Nascida e criada na periferia de Niterói, Triscila se identificou com o material. Ciberativista antirracista e feminista, a comunicadora produz o perfil “Afemme1”. O conteúdo envolve, entre outros temas, política, feminismo negro, direitos humanos, saúde mental/emocional e uma pitada de humor. 

Triscila Oliveira pelo traço de Leandro Assis

Determinado dia, Triscila escreveu um relato na publicação de "Os Santos". "A história da minha mãe, das minhas tias, da minha família inteira é de empregadas domésticas. Descendemos de uma mulher escravizada”, conta a roteirista.  

“Começamos a conversar. Como seria uma colaboração, como eu poderia integrar a coautoria e colaborar para estruturar a realidade dessas mulheres. Assis já vinha sentindo ir precisar de alguém para contar uma realidade que ele não tem proximidade para falar”, detalha a autora. 

Aliada à dedicação contra as injustiças sociais do Brasil, consolidou-se a atuação como roteirista. Triscila reflete o quanto os quadrinhos são eficazes em transmitir uma mensagem.

“A linguagem da tirinha consegue se comunicar.

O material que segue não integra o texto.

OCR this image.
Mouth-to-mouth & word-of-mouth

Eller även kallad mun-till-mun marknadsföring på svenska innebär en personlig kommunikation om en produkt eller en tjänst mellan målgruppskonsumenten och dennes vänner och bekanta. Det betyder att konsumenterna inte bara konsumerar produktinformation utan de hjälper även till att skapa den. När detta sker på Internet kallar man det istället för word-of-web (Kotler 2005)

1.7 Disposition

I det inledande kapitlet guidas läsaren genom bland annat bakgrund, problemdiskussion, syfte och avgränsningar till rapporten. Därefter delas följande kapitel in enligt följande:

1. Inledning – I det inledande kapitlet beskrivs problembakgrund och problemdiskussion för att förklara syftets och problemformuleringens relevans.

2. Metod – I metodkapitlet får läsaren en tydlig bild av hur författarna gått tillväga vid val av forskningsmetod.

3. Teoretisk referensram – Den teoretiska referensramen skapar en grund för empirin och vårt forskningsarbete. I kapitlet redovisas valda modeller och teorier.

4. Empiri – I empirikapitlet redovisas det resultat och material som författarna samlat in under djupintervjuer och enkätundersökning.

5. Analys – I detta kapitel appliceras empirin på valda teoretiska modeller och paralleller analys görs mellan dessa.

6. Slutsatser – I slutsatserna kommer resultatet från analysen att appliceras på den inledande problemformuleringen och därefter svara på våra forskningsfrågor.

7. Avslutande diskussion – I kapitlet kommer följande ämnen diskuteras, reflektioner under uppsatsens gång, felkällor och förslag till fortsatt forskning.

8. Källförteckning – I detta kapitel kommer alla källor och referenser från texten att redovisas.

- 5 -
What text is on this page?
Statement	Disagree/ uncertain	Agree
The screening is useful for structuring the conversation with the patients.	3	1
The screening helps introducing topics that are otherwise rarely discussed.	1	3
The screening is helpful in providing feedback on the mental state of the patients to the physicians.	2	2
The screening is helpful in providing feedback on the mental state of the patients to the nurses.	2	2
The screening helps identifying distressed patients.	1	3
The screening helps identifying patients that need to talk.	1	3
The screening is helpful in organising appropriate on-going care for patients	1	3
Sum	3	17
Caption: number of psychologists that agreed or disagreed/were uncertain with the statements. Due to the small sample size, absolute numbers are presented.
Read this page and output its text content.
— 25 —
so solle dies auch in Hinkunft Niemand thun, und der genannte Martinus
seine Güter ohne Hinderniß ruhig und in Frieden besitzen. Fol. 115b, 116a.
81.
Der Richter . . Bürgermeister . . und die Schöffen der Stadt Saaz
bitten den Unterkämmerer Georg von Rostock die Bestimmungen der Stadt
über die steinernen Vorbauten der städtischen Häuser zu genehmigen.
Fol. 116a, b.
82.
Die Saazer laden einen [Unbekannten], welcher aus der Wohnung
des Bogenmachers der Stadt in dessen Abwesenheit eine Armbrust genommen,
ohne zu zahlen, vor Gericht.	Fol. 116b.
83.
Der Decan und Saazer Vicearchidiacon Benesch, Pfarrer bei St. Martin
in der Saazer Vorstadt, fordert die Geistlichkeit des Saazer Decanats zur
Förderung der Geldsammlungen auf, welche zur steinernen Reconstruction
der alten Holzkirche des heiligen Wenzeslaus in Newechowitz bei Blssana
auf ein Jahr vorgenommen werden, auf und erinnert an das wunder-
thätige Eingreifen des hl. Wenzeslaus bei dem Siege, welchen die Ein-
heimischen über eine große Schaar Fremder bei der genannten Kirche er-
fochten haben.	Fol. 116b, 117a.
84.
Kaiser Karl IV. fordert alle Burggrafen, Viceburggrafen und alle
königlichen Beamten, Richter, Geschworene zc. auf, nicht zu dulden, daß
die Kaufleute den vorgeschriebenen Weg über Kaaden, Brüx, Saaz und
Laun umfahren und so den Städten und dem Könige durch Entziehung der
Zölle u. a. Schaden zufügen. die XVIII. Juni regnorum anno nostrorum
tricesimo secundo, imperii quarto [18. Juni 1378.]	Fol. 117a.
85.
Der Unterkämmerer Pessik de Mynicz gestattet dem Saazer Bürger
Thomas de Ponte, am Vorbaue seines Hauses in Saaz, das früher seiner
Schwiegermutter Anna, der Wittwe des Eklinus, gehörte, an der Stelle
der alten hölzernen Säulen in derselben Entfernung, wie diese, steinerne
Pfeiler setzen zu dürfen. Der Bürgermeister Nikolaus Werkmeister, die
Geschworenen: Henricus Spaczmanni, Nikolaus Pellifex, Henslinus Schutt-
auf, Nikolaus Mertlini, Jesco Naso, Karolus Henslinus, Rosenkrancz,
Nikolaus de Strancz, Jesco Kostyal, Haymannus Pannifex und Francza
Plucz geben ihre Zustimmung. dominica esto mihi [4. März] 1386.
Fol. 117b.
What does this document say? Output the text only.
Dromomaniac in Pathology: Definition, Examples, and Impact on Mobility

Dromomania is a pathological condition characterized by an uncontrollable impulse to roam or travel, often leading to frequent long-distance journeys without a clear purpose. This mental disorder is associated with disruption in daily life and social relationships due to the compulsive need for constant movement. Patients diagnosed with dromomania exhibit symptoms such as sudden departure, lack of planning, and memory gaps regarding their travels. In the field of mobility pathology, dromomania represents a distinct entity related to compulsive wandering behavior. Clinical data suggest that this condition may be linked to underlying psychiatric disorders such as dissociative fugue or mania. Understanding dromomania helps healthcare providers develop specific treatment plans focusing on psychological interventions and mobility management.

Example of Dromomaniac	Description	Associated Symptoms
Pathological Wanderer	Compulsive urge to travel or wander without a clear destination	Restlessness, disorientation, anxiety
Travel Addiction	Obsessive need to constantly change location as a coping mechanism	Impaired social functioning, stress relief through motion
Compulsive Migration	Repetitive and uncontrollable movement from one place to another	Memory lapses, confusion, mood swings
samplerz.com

É lúdico, colorido, mas tem uma problemática profunda. Com uma tirinha que fala de um problema, você consegue levar seja para uma sala de aula ou discutir numa mesa de bar”, observa a entrevistada. 

Quadrinhos resistem no online 

A jornada profissional de Assis já era reconhecida por conta de sua atuação como roteirista de cinema e TV. Trabalhou na Conspiração Filmes e participou de séries como “Mulher Invisível”, “Surtadas na Yoga” e “Magnífica 70” pela HBO. Outro destaque é seu texto para o longa-metragem "Sob Pressão", que deu origem à série homônima da TV Globo. 

Violência, cenário político, Bolsonaro... Estes problemas pesaram na escolha do artista em se afastar do Rio de Janeiro. Há cerca de três anos, Leandro Assis optou por morar e produzir de Portugal. A mudança de ares coincide com o investimento exclusivo na área dos quadrinhos. 

"Nunca fui fã de ler quadrinhos no computador. Sempre achei ruim de ler. Mas, o Instagram, o formato dele de ‘carrossel’, no qual você passa de quadro a quadro, eu achei bastante interessante”. “Carrossel” é o recuso do Insta que permite a publicação de diversas imagens numa mesma publicação.

“Quando você vê quadro a quadro, mesmo em sequência, você se envolve mais com aquilo. O ritmo é seu. Você fica mais curioso e não sabe o que vem em seguida. Então, vi que valia muito para fazer tira e até um quadrinho maior, como uma série longa que não fosse só de humor”, explica o quadrinista.  

Assim, surgiram “Os Santos” e depois "Confinada". “O suspense é maior quando você tem que ir virando, avançando os quadros e não faz a menor ideia do que vem a seguir", defende Leandro Assis.